И вдруг, словно по волшебству, толпа схлынула. В предутренние часы на улице царили мрак и запустение. Поток автомобилей тоже начал постепенно редеть. Даже итальянские рестораны закрывались. Только закусочная и аптека все еще работали, их вывески устало мигали во тьме. Фабиан свернул на Денмарк-стрит — он решил обследовать все кафе, расположенные в Сохо. Заглянул в кафе «Пападопулос». Там никого не было, кроме хозяина, который стоял, расчесывая свою роскошную темную шевелюру, да двух смуглых киприотов, торговцев арахисом, игравших в домино. Монотонно постукивали костяшки, старенький граммофон наигрывал какую-то старинную греческую мелодию, простой заунывный мотив, сошедший с гор Смирны, — казалось, будто жалобный плач флейты парит в воздухе вместе с кольцами сигаретного дыма, унося этих людей прочь от окружающей действительности.

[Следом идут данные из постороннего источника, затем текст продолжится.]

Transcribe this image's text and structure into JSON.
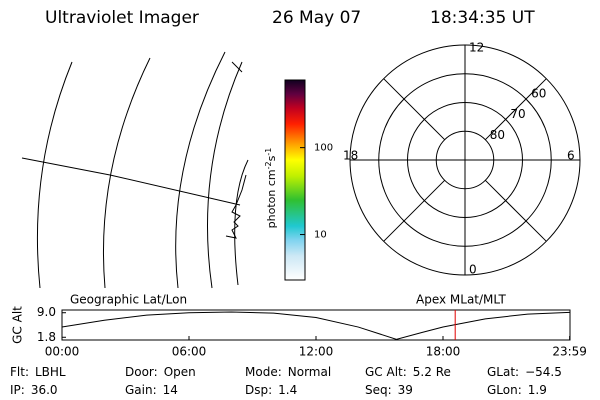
{
  "header": {
    "title": "Ultraviolet Imager",
    "date": "26 May 07",
    "time": "18:34:35 UT"
  },
  "colorbar": {
    "label": [
      "photon cm",
      "-2",
      "s",
      "-1"
    ],
    "scale": "log",
    "lim": [
      3,
      600
    ],
    "ticks": [
      10,
      100
    ]
  },
  "polar": {
    "label": "Apex MLat/MLT",
    "lat_lim": [
      90,
      50
    ],
    "lat_rings": [
      80,
      70,
      60
    ],
    "mlt_ticks": [
      12,
      6,
      0,
      18
    ]
  },
  "map": {
    "label": "Geographic Lat/Lon"
  },
  "altitude_plot": {
    "ylabel": "GC Alt",
    "ylim": [
      1.0,
      9.8
    ],
    "yticks": [
      1.8,
      {
        "value": 9,
        "label": "9.0"
      }
    ],
    "xlim": [
      0,
      24
    ],
    "xticks": [
      {
        "value": 0,
        "label": "00:00"
      },
      {
        "value": 6,
        "label": "06:00"
      },
      {
        "value": 12,
        "label": "12:00"
      },
      {
        "value": 18,
        "label": "18:00"
      },
      {
        "value": 23.983,
        "label": "23:59"
      }
    ],
    "hours": [
      0,
      2,
      4,
      6,
      8,
      10,
      12,
      14,
      15.8,
      17,
      18,
      20,
      22,
      23.98
    ],
    "values": [
      4.8,
      6.8,
      8.3,
      9.0,
      9.2,
      8.9,
      7.6,
      4.8,
      1.2,
      3.2,
      4.8,
      7.2,
      8.6,
      9.1
    ],
    "current_time": 18.576,
    "marker_color": "#e00000"
  },
  "status": [
    [
      "Flt:",
      "LBHL"
    ],
    [
      "Door:",
      "Open"
    ],
    [
      "Mode:",
      "Normal"
    ],
    [
      "GC Alt:",
      "5.2 Re"
    ],
    [
      "GLat:",
      "−54.5"
    ],
    [
      "IP:",
      "36.0"
    ],
    [
      "Gain:",
      "14"
    ],
    [
      "Dsp:",
      "1.4"
    ],
    [
      "Seq:",
      "39"
    ],
    [
      "GLon:",
      "1.9"
    ]
  ]
}
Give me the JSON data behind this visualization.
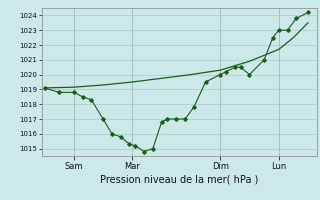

— Не видел невысокого типа в котелке? — спросил Фабиан.
Хозяин покачал головой.
Фабиан дошел до угла улицы и снова свернул на Хай-стрит в Блумзбери. Дождь распугал всех прохожих — казалось, Город умирает. Продираясь сквозь плотную завесу облаков, луна посылала бледный рассеянный свет на западную часть ограды церкви Святого Джайлза. Из подвала, в котором располагался ночной клуб, доносился приглушенный стук барабана и завывания трубы. Фабиан остановился у дома номер 19А.
Когда-то здесь был магазин, но теперь его окна были замазаны черной краской, и ничто, кроме тоненькой полоски света под дверью, не указывало на то, что внутри теплится жизнь. Это мрачное, Богом забытое место было отдано на откуп неграм. Здесь были щеголеватые американские «угольки» с акцентами тягучими и густыми, как сироп, здесь можно было увидеть и остролицых гвианцев с желтыми глазами, и людей из племени йоруба с головами, напоминавшими своей формой репу, и ашанти с лицами цвета вытертых подкладок, исполосованными родовыми отметинами, и что-то невнятно бормочущих полукровок с Тринидада, и жизнерадостных шоколадных кубинцев, и выходцев с Ямайки с ослепительными улыбками — нелепо скроенных людей с желтоватым цветом кожи, в чьих жилах текла невообразимая смесь самых разных кровей.
— Не видели здесь невысокого типа в котелке? — спросил Фабиан.